Even more frustrating is it's taken so long to get on DVD. It was bad enough trying to trace it's movements across the BBC schedule, but only to be able to buy a 'best of' compilation and then later just the first season is scandalous. The last ever episode was superbly done too. When Hank snapped: HANK[testy rage] No more, no more! I swear to god no more! One more -- one more remark an' I -- I -- I -- I swear, I -- I -- I'll fuckin' choke you, with my hands! [breathing heavy, sees they've stopped laughing at him yet are apparently pointless to talk to, he is walking away] I'm sorry, muh -- I'm just sorry. [turning to them] I mean -- uh but -- there is a -- There Is A Book Called "Hank, [indignantly gestures up and down his body] Kingsley." But there's a new Chapter, and you! sir, are not In it. And you! Sir. Are Not In it. [turns completely around once, stops] An' all I gotta say, is, "Fuck You." Fuck you. Fuck You for the way you've, for the way you treated me, and the Joke, the Joke you made me out to be. [calm, waves index finger 'no'] Fuck you. [dignified, calm, walks away]
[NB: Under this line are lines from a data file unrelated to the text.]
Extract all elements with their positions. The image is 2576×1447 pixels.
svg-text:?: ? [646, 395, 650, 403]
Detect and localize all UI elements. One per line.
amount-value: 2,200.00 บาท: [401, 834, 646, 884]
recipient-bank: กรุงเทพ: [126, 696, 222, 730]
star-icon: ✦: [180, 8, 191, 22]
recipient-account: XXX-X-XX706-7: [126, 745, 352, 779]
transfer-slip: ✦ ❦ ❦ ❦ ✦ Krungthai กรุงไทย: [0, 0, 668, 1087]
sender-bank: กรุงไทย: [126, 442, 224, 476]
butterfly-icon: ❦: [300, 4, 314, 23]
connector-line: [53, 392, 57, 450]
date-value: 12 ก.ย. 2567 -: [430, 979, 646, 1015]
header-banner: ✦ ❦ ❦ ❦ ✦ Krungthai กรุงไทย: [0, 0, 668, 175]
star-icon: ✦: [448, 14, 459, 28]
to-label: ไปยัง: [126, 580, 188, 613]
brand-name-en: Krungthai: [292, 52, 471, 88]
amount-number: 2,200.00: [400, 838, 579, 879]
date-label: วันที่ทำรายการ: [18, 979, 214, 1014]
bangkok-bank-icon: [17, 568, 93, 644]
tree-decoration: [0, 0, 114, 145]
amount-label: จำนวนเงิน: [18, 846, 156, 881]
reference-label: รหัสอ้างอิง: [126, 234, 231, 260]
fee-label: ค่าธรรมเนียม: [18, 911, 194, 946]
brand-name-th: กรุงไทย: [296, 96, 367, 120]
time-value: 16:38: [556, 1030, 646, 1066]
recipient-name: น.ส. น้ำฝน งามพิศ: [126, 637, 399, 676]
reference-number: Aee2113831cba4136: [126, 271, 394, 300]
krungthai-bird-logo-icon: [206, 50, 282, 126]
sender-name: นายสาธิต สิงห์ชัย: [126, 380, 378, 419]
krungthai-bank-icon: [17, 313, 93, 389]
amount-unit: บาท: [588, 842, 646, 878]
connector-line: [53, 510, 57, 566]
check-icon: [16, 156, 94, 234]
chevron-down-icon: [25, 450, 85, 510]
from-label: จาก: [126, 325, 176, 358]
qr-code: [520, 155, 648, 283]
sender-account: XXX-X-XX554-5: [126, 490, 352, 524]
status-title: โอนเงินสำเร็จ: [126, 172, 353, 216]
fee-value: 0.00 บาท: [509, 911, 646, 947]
Justin Quirk 2:18 pm, 13-Oct-2010

@Keith Wildman. You're right, that scene in particular was an absolutely superb piece of writing. Good news though - from what I can tell from the PR, each subsequent series is being released in its entirety; think the next one is out a month from now (series 2) and then so on after that. The American market's had them released as one giant box set (17 discs, I think) but at least this way we'll get them all eventually.

DrRic 4:02 pm, 28-Mar-2011

Nice article, about a show I am now very tempted to go back to. But which tart keeps slapping the "Fresh Stuff! Just In!" graphic on 6 months old stories? ("Old stuff, still good" would surely be better and more accurate).

Mac 5:12 pm, 2-Apr-2011

Excellent article. No Hank Kingsley - no David Brent. There's even a scene where Hank, having an age-crisis, gets an earring, is overly blase about it, then confesses that it really stings. Just as Brent does. That apart, David Brent is a great character, and if you're going to borrow, borrow from the best. Watching Brent's desperation to be loved and accepted, as entertaining as it was, felt a bit Hank-lite to me. Interesting that you describe Hank as "hateful," which he certainly was, but somehow you couldn't hate him (well I couldn't). To me that it's genius - creating people who behave abysmally and should be loathsome, but somehow aren't. And it's funny. All friggin' 89 episodes are very, very, funny.

Dan Alland 8:39 am, 26-Apr-2011

"hugely inferior Seinfeld" They're two completely different styles of sitcom. It's like saying The IT Crowd is hugely inferior to The Thick of It... you shouldn't be making those kinds of comparisions. Basically, you're talking bollocks, mate.